If the smaller sub-problem is not similar to the bigger one, then the divide and conquer technique can not be used to solve the bigger problem. In other words, a given problem can be solved using divide and conquer technique only iff the given bigger problem can be divided into smaller sub problems which are similar to the bigger problem.
Examining merge sort algorithm will be enough for this question. After understanding implementation of merge sort algorithm with divide and conquer (also recursion) you will see how difficult it would be making it without recursion.
Actually the most important thing here is the complexity of the algorithm which is expressed with big-oh notation and nlogn for merge sort.
For mergesort exapmle there is another version which is called bottom-up merge sort. It is simple and non-recursive version of it.

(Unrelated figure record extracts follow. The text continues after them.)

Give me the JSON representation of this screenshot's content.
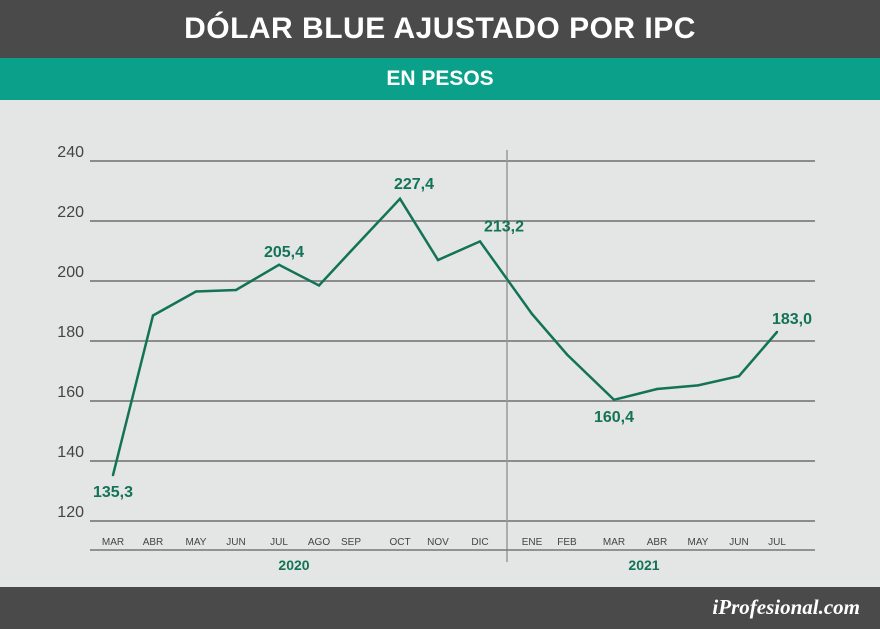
{
  "header": {
    "title": "DÓLAR BLUE AJUSTADO POR IPC",
    "subtitle": "EN PESOS"
  },
  "footer": {
    "brand": "iProfesional.com"
  },
  "colors": {
    "header_bg": "#4a4a4a",
    "subtitle_bg": "#0aa08a",
    "line": "#127356",
    "grid": "#8c8c8c",
    "background": "#e4e5e5"
  },
  "chart_data": {
    "type": "line",
    "title": "DÓLAR BLUE AJUSTADO POR IPC",
    "subtitle": "EN PESOS",
    "categories": [
      "MAR",
      "ABR",
      "MAY",
      "JUN",
      "JUL",
      "AGO",
      "SEP",
      "OCT",
      "NOV",
      "DIC",
      "ENE",
      "FEB",
      "MAR",
      "ABR",
      "MAY",
      "JUN",
      "JUL"
    ],
    "values": [
      135.3,
      188.5,
      196.5,
      197.0,
      205.4,
      198.5,
      210.0,
      227.4,
      207.0,
      213.2,
      189.0,
      175.5,
      160.4,
      164.0,
      165.2,
      168.3,
      183.0
    ],
    "data_labels": [
      {
        "index": 0,
        "text": "135,3",
        "pos": "below"
      },
      {
        "index": 4,
        "text": "205,4",
        "pos": "above"
      },
      {
        "index": 7,
        "text": "227,4",
        "pos": "above"
      },
      {
        "index": 9,
        "text": "213,2",
        "pos": "above"
      },
      {
        "index": 12,
        "text": "160,4",
        "pos": "below"
      },
      {
        "index": 16,
        "text": "183,0",
        "pos": "above"
      }
    ],
    "year_groups": [
      {
        "label": "2020",
        "start": 0,
        "end": 9
      },
      {
        "label": "2021",
        "start": 10,
        "end": 16
      }
    ],
    "yticks": [
      "120",
      "140",
      "160",
      "180",
      "200",
      "220",
      "240"
    ],
    "ylim": [
      120,
      240
    ],
    "xlabel": "",
    "ylabel": "",
    "grid": true
  }
}
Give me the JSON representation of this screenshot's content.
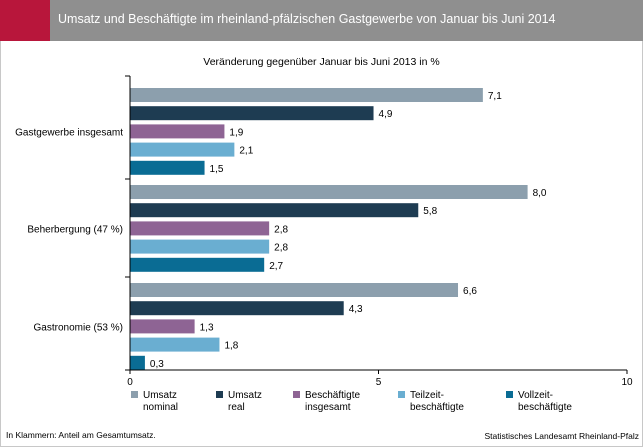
{
  "header": {
    "title": "Umsatz und Beschäftigte im rheinland-pfälzischen Gastgewerbe von Januar bis Juni 2014"
  },
  "chart_data": {
    "type": "bar",
    "orientation": "horizontal",
    "subtitle": "Veränderung gegenüber Januar bis Juni 2013 in %",
    "categories": [
      "Gastgewerbe insgesamt",
      "Beherbergung (47 %)",
      "Gastronomie (53 %)"
    ],
    "series": [
      {
        "name": "Umsatz nominal",
        "legend_lines": [
          "Umsatz",
          "nominal"
        ],
        "color": "#8c9fad",
        "values": [
          7.1,
          8.0,
          6.6
        ],
        "labels": [
          "7,1",
          "8,0",
          "6,6"
        ]
      },
      {
        "name": "Umsatz real",
        "legend_lines": [
          "Umsatz",
          "real"
        ],
        "color": "#1e3c52",
        "values": [
          4.9,
          5.8,
          4.3
        ],
        "labels": [
          "4,9",
          "5,8",
          "4,3"
        ]
      },
      {
        "name": "Beschäftigte insgesamt",
        "legend_lines": [
          "Beschäftigte",
          "insgesamt"
        ],
        "color": "#8e6494",
        "values": [
          1.9,
          2.8,
          1.3
        ],
        "labels": [
          "1,9",
          "2,8",
          "1,3"
        ]
      },
      {
        "name": "Teilzeitbeschäftigte",
        "legend_lines": [
          "Teilzeit-",
          "beschäftigte"
        ],
        "color": "#6aaed1",
        "values": [
          2.1,
          2.8,
          1.8
        ],
        "labels": [
          "2,1",
          "2,8",
          "1,8"
        ]
      },
      {
        "name": "Vollzeitbeschäftigte",
        "legend_lines": [
          "Vollzeit-",
          "beschäftigte"
        ],
        "color": "#0a6c94",
        "values": [
          1.5,
          2.7,
          0.3
        ],
        "labels": [
          "1,5",
          "2,7",
          "0,3"
        ]
      }
    ],
    "xlim": [
      0,
      10
    ],
    "xticks": [
      0,
      5,
      10
    ],
    "xtick_labels": [
      "0",
      "5",
      "10"
    ],
    "grid": false,
    "legend_position": "bottom"
  },
  "footnote": "In Klammern: Anteil am Gesamtumsatz.",
  "source": "Statistisches Landesamt Rheinland-Pfalz"
}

it is about 10% slower than recursive, top-down mergesort on typical systems. You can refer to following link for more information. It is explained well in 3rd lecture.
https://www.coursera.org/learn/introduction-to-algorithms#
Recursion is a programming method where you define a function in terms of itself. The function generally calls itself with slightly modified parameters (in order to converge).
Divide the problem into two or more smaller subproblems.
Conquer the subproblems by solving them (recursively).
Combine the solutions to the subproblems into the solutions for the original problem.
Yes All Divide and Conquer always be implemented using recursion .
A typical Divide and Conquer algorithm solves a problem using following three steps.
Divide: Break the given problem into sub-problems of same type.
Conquer: Recursively solve these sub-problems
Combine: Appropriately combine the answers
Following are some standard algorithms that are Divide and Conquer algorithms.
1) Binary search,
2) Quick Sort,
3) Merge Sort,
4) Strassen’s Algorithm
Imagine P is a problem with size of n and S is the solution. In this case, if P is large enough to be divided into sub problem, for example P1, P2, P3, P4, ... , Pk; let say k sub problems and also there would be k solutions for each of k sub problems, like S1, S2, S3, ... , Sk; Now if we combine each solutions of sub problem together we can get the S result. In divide and conquer strategy what ever is the main problem all sube problems must be same. For example if P is sort then the P1, P2 and Pn must be sort too. So this is how it is recursive in nature. So, divide and conqure will be recursive.